Gündem

 Deniz Feneri Balyoz Harekat Planı
 Demokratik Açılım İrtica Eylem Planı
 Siyasi Gündem Ergenekon
 Ekonomik Gündem 

 Gündem > Siyasi Gündem > Gerçeği siz de bilin

Gerçeği siz de bilin

Başbakan Erdoğan, canlı yayında Polis Şefi Ay için “Hakkında mahkûmiyet kararı yok” dedi. Oysa mahkeme kararları, mağdur anlatımları kendisinin yanıltıldığını ortaya koyuyor

 

Türkiye’nin Avrupa İnsan Hakları Mahkemesi’nde (AİHM) tazminat ödemesine neden olan işkence sanığı Polis Şefi Sedat Selim Ay’ın İstanbul İl Emniyet Müdür Yardımcılığı görevine getirilmesinin yankısı sürerken, Başbakan Recep Tayyip Erdoğan, önceki akşam ATV ve AHaber’de ortak yayımlanan “Gündem Özel”deki “Terörle mücadele etmiş bir arkadaşımızı onlara yedirmeyiz” sözleriyle kamuoyunu şaşırttı. Ortada mağdur ve tanık anlatımları ile mahkeme kararları bulunmasına rağmen “Ay’ın suçlu bulunmadığını, mahkûmiyetinin olmadığını” savunan Erdoğan, açıklamalarıyla yanlış veya eksik bilgilendirildiğini de gözler önüne serdi. Erdoğan’ın, bir gazetecinin sorusu üzerine söylediği “İşkence kanıtlanırsa onu meslekte tutmayız” lafı da kayda geçti.

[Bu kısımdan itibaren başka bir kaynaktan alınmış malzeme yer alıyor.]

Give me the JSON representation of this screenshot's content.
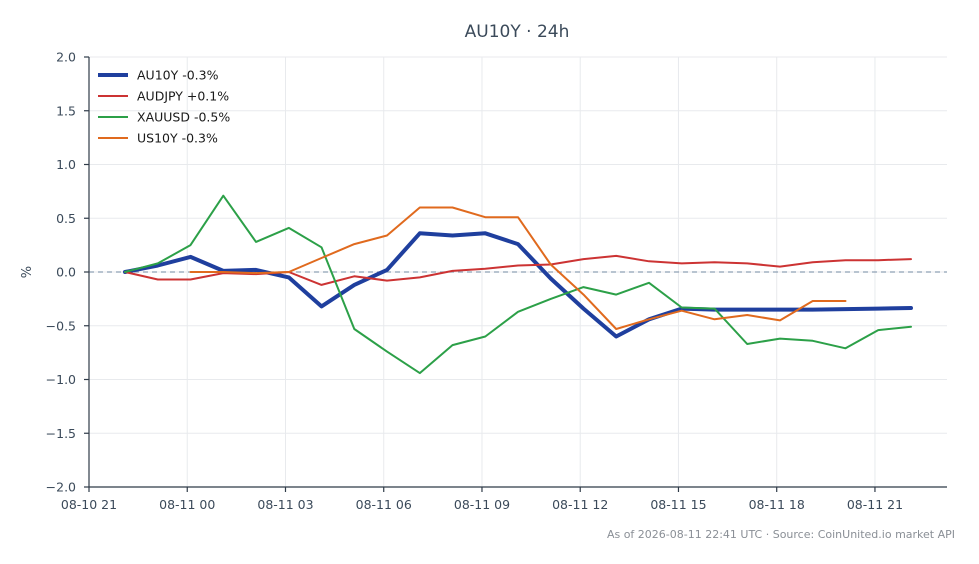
{
  "chart_data": {
    "type": "line",
    "title": "AU10Y · 24h",
    "xlabel": "",
    "ylabel": "%",
    "x_tick_labels": [
      "08-10 21",
      "08-11 00",
      "08-11 03",
      "08-11 06",
      "08-11 09",
      "08-11 12",
      "08-11 15",
      "08-11 18",
      "08-11 21"
    ],
    "x_tick_hours": [
      0,
      3,
      6,
      9,
      12,
      15,
      18,
      21,
      24
    ],
    "x_unit": "hours after 08-10 21:00",
    "xlim": [
      0,
      26.2
    ],
    "ylim": [
      -2.0,
      2.0
    ],
    "y_ticks": [
      2.0,
      1.5,
      1.0,
      0.5,
      0.0,
      -0.5,
      -1.0,
      -1.5,
      -2.0
    ],
    "y_tick_labels": [
      "2.0",
      "1.5",
      "1.0",
      "0.5",
      "0.0",
      "−0.5",
      "−1.0",
      "−1.5",
      "−2.0"
    ],
    "grid": true,
    "zero_line": true,
    "legend_position": "top-left",
    "series": [
      {
        "name": "AU10Y -0.3%",
        "color": "#1f3f9e",
        "width": 4,
        "x": [
          1.1,
          2.1,
          3.1,
          4.1,
          5.1,
          6.1,
          7.1,
          8.1,
          9.1,
          10.1,
          11.1,
          12.1,
          13.1,
          14.1,
          15.1,
          16.1,
          17.1,
          18.1,
          19.1,
          20.1,
          21.1,
          22.1,
          23.1,
          24.1,
          25.1
        ],
        "values": [
          0.0,
          0.06,
          0.14,
          0.01,
          0.02,
          -0.05,
          -0.32,
          -0.12,
          0.02,
          0.36,
          0.34,
          0.36,
          0.26,
          -0.06,
          -0.34,
          -0.6,
          -0.44,
          -0.34,
          -0.35,
          -0.35,
          -0.35,
          -0.35,
          -0.345,
          -0.34,
          -0.335
        ]
      },
      {
        "name": "AUDJPY +0.1%",
        "color": "#cc3333",
        "width": 2,
        "x": [
          1.1,
          2.1,
          3.1,
          4.1,
          5.1,
          6.1,
          7.1,
          8.1,
          9.1,
          10.1,
          11.1,
          12.1,
          13.1,
          14.1,
          15.1,
          16.1,
          17.1,
          18.1,
          19.1,
          20.1,
          21.1,
          22.1,
          23.1,
          24.1,
          25.1
        ],
        "values": [
          0.0,
          -0.07,
          -0.07,
          -0.01,
          -0.02,
          0.0,
          -0.12,
          -0.04,
          -0.08,
          -0.05,
          0.01,
          0.03,
          0.06,
          0.07,
          0.12,
          0.15,
          0.1,
          0.08,
          0.09,
          0.08,
          0.05,
          0.09,
          0.11,
          0.11,
          0.12
        ]
      },
      {
        "name": "XAUUSD -0.5%",
        "color": "#2ca048",
        "width": 2,
        "x": [
          1.1,
          2.1,
          3.1,
          4.1,
          5.1,
          6.1,
          7.1,
          8.1,
          9.1,
          10.1,
          11.1,
          12.1,
          13.1,
          14.1,
          15.1,
          16.1,
          17.1,
          18.1,
          19.1,
          20.1,
          21.1,
          22.1,
          23.1,
          24.1,
          25.1
        ],
        "values": [
          0.0,
          0.08,
          0.25,
          0.71,
          0.28,
          0.41,
          0.23,
          -0.53,
          -0.74,
          -0.94,
          -0.68,
          -0.6,
          -0.37,
          -0.25,
          -0.14,
          -0.21,
          -0.1,
          -0.33,
          -0.34,
          -0.67,
          -0.62,
          -0.64,
          -0.71,
          -0.54,
          -0.51
        ]
      },
      {
        "name": "US10Y -0.3%",
        "color": "#e06a1e",
        "width": 2,
        "x": [
          3.1,
          4.1,
          5.1,
          6.1,
          7.1,
          8.1,
          9.1,
          10.1,
          11.1,
          12.1,
          13.1,
          14.1,
          15.1,
          16.1,
          17.1,
          18.1,
          19.1,
          20.1,
          21.1,
          22.1,
          23.1
        ],
        "values": [
          0.0,
          0.0,
          -0.01,
          0.0,
          0.13,
          0.26,
          0.34,
          0.6,
          0.6,
          0.51,
          0.51,
          0.07,
          -0.21,
          -0.53,
          -0.44,
          -0.36,
          -0.44,
          -0.4,
          -0.45,
          -0.27,
          -0.27
        ]
      }
    ]
  },
  "footer": {
    "text": "As of 2026-08-11 22:41 UTC · Source: CoinUnited.io market API"
  }
}
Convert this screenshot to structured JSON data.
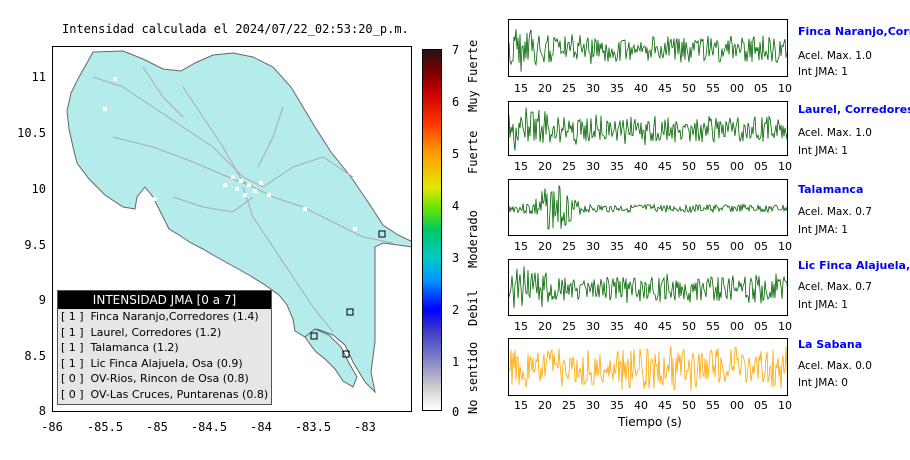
{
  "map": {
    "title": "Intensidad calculada el 2024/07/22_02:53:20_p.m.",
    "y_ticks": [
      "11",
      "10.5",
      "10",
      "9.5",
      "9",
      "8.5",
      "8"
    ],
    "x_ticks": [
      "-86",
      "-85.5",
      "-85",
      "-84.5",
      "-84",
      "-83.5",
      "-83"
    ],
    "land_color": "#b4ebeb"
  },
  "legend": {
    "header": "INTENSIDAD JMA [0 a 7]",
    "rows": [
      {
        "level": "[ 1 ]",
        "text": "Finca Naranjo,Corredores (1.4)"
      },
      {
        "level": "[ 1 ]",
        "text": "Laurel, Corredores (1.2)"
      },
      {
        "level": "[ 1 ]",
        "text": "Talamanca (1.2)"
      },
      {
        "level": "[ 1 ]",
        "text": "Lic Finca Alajuela, Osa (0.9)"
      },
      {
        "level": "[ 0 ]",
        "text": "OV-Rios, Rincon de Osa (0.8)"
      },
      {
        "level": "[ 0 ]",
        "text": "OV-Las Cruces, Puntarenas (0.8)"
      }
    ]
  },
  "colorbar": {
    "ticks": [
      "7",
      "6",
      "5",
      "4",
      "3",
      "2",
      "1",
      "0"
    ],
    "categories": [
      "Muy Fuerte",
      "Fuerte",
      "Moderado",
      "Debil",
      "No sentido"
    ]
  },
  "traces": {
    "x_labels": [
      "15",
      "20",
      "25",
      "30",
      "35",
      "40",
      "45",
      "50",
      "55",
      "00",
      "05",
      "10"
    ],
    "x_title": "Tiempo (s)",
    "stations": [
      {
        "name": "Finca Naranjo,Corredor",
        "accel": "Acel. Max. 1.0",
        "jma": "Int JMA: 1",
        "color": "#006400"
      },
      {
        "name": "Laurel, Corredores",
        "accel": "Acel. Max. 1.0",
        "jma": "Int JMA: 1",
        "color": "#006400"
      },
      {
        "name": "Talamanca",
        "accel": "Acel. Max. 0.7",
        "jma": "Int JMA: 1",
        "color": "#006400"
      },
      {
        "name": "Lic Finca Alajuela, Osa",
        "accel": "Acel. Max. 0.7",
        "jma": "Int JMA: 1",
        "color": "#006400"
      },
      {
        "name": "La Sabana",
        "accel": "Acel. Max. 0.0",
        "jma": "Int JMA: 0",
        "color": "#ffa500"
      }
    ]
  }
}
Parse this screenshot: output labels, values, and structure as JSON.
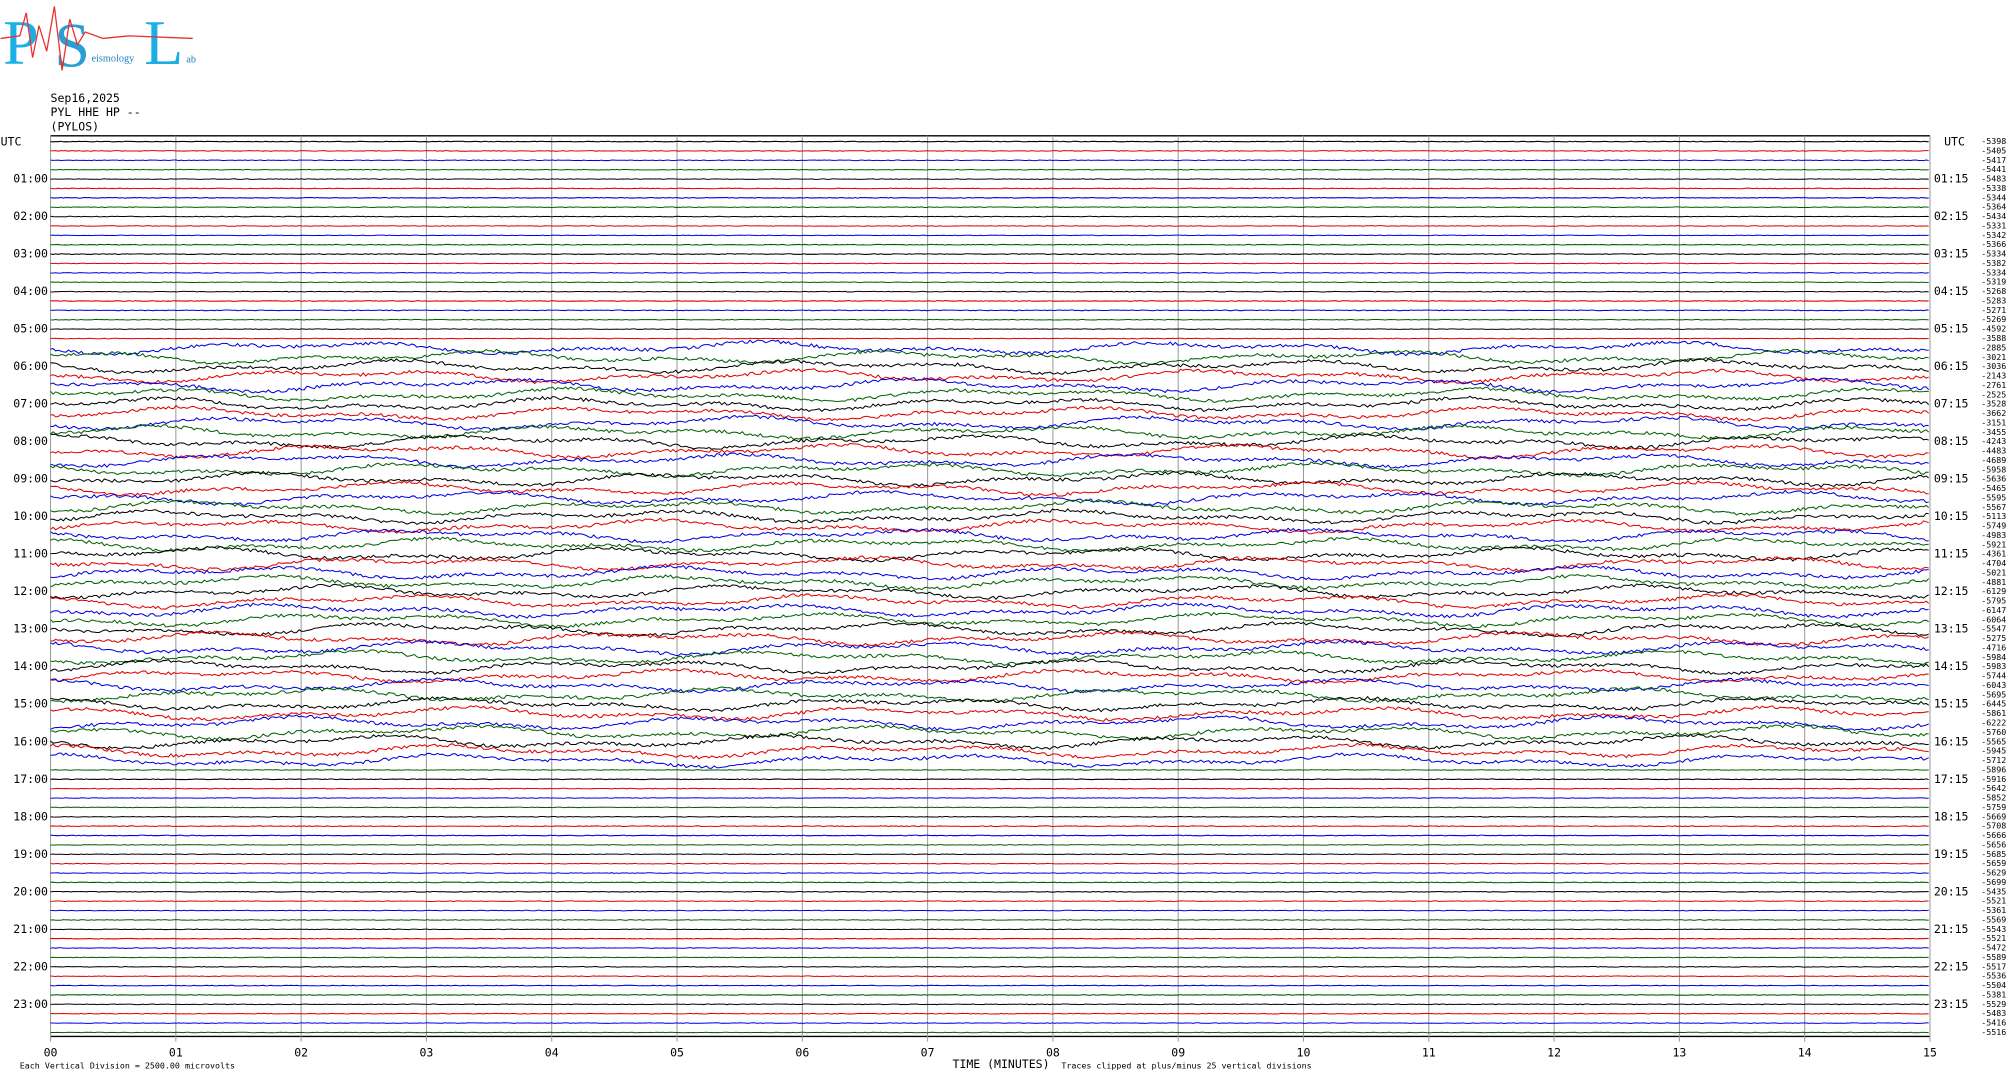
{
  "logo": {
    "letters": [
      "P",
      "S",
      "L"
    ],
    "caption": "eismology",
    "suffix": "ab"
  },
  "header": {
    "date": "Sep16,2025",
    "station": "PYL HHE HP --",
    "location": "(PYLOS)"
  },
  "left_axis": {
    "title": "UTC",
    "labels": [
      "01:00",
      "02:00",
      "03:00",
      "04:00",
      "05:00",
      "06:00",
      "07:00",
      "08:00",
      "09:00",
      "10:00",
      "11:00",
      "12:00",
      "13:00",
      "14:00",
      "15:00",
      "16:00",
      "17:00",
      "18:00",
      "19:00",
      "20:00",
      "21:00",
      "22:00",
      "23:00"
    ]
  },
  "right_axis": {
    "title": "UTC",
    "labels": [
      "01:15",
      "02:15",
      "03:15",
      "04:15",
      "05:15",
      "06:15",
      "07:15",
      "08:15",
      "09:15",
      "10:15",
      "11:15",
      "12:15",
      "13:15",
      "14:15",
      "15:15",
      "16:15",
      "17:15",
      "18:15",
      "19:15",
      "20:15",
      "21:15",
      "22:15",
      "23:15"
    ]
  },
  "trace_offsets": [
    -5398,
    -5405,
    -5417,
    -5441,
    -5483,
    -5338,
    -5344,
    -5364,
    -5434,
    -5331,
    -5342,
    -5366,
    -5334,
    -5382,
    -5334,
    -5319,
    -5268,
    -5283,
    -5271,
    -5269,
    -4592,
    -3588,
    -2885,
    -3021,
    -3036,
    -2143,
    -2761,
    -2525,
    -3528,
    -3662,
    -3151,
    -3455,
    -4243,
    -4483,
    -4689,
    -5958,
    -5636,
    -5465,
    -5595,
    -5567,
    -5113,
    -5749,
    -4983,
    -5921,
    -4361,
    -4704,
    -5021,
    -4881,
    -6129,
    -5795,
    -6147,
    -6064,
    -5547,
    -5275,
    -4716,
    -5984,
    -5983,
    -5744,
    -6043,
    -5695,
    -6445,
    -5861,
    -6222,
    -5760,
    -5565,
    -5945,
    -5712,
    -5896,
    -5916,
    -5642,
    -5852,
    -5759,
    -5669,
    -5708,
    -5666,
    -5656,
    -5685,
    -5659,
    -5629,
    -5699,
    -5435,
    -5521,
    -5361,
    -5569,
    -5543,
    -5521,
    -5472,
    -5589,
    -5517,
    -5536,
    -5504,
    -5381,
    -5529,
    -5483,
    -5416,
    -5516
  ],
  "x_axis": {
    "labels": [
      "00",
      "01",
      "02",
      "03",
      "04",
      "05",
      "06",
      "07",
      "08",
      "09",
      "10",
      "11",
      "12",
      "13",
      "14",
      "15"
    ],
    "title": "TIME (MINUTES)"
  },
  "footer": {
    "scale": "Each Vertical Division = 2500.00 microvolts",
    "clip": "Traces clipped at plus/minus 25 vertical divisions"
  }
}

“Aldığı mahkûmiyet kararı yok” dedi

1 Erdoğan: İçişleri Bakanlığı’ndan bütün dosyalar ve AİHM kararları önüme geldi. Bu arkadaş suçlu olarak görünmüyor, hakkında mahkûmiyet kararı yok. Bu yargısız infazdır. Yargıya gitmiş ve verilen kararlar ortada. Hüküm, delilleriyle ortaya konmadıktan sonra bir insana suçlusun diyemezsiniz.

» 96’DA MAHKEME KARARI VAR

Sedat Selim Ay, ilk olarak 15 Mart 1996’da gözaltına alınan Atılım gazetesi Genel Yayın Yönetmeni İbrahim Çiçek, Ali Hıdır Polat, Delil İldan, Hacı Orman, Füsun Erdoğan, Birol Paşa, Hakkı Mıhçı, Ali Ocak, Doğan Şahin’e işkence yapılmasına ilişkin davada suçlu bulundu. Ay, bu dava sonucu TCY’nin “işkence” suçuna ilişkin 243. maddesi uyarınca bir yıl iki ay hapis ve üç ay 15 gün memuriyetten men cezası aldı. Cezalar paraya çevrilmedi ve ertelenmedi. Ancak dosya Yargıtay’da karara bağlanamadan zamanaşımından düşünce Ay, kurtuldu. AİHM bu dava nedeniyle Türkiye’yi mahkûm etti.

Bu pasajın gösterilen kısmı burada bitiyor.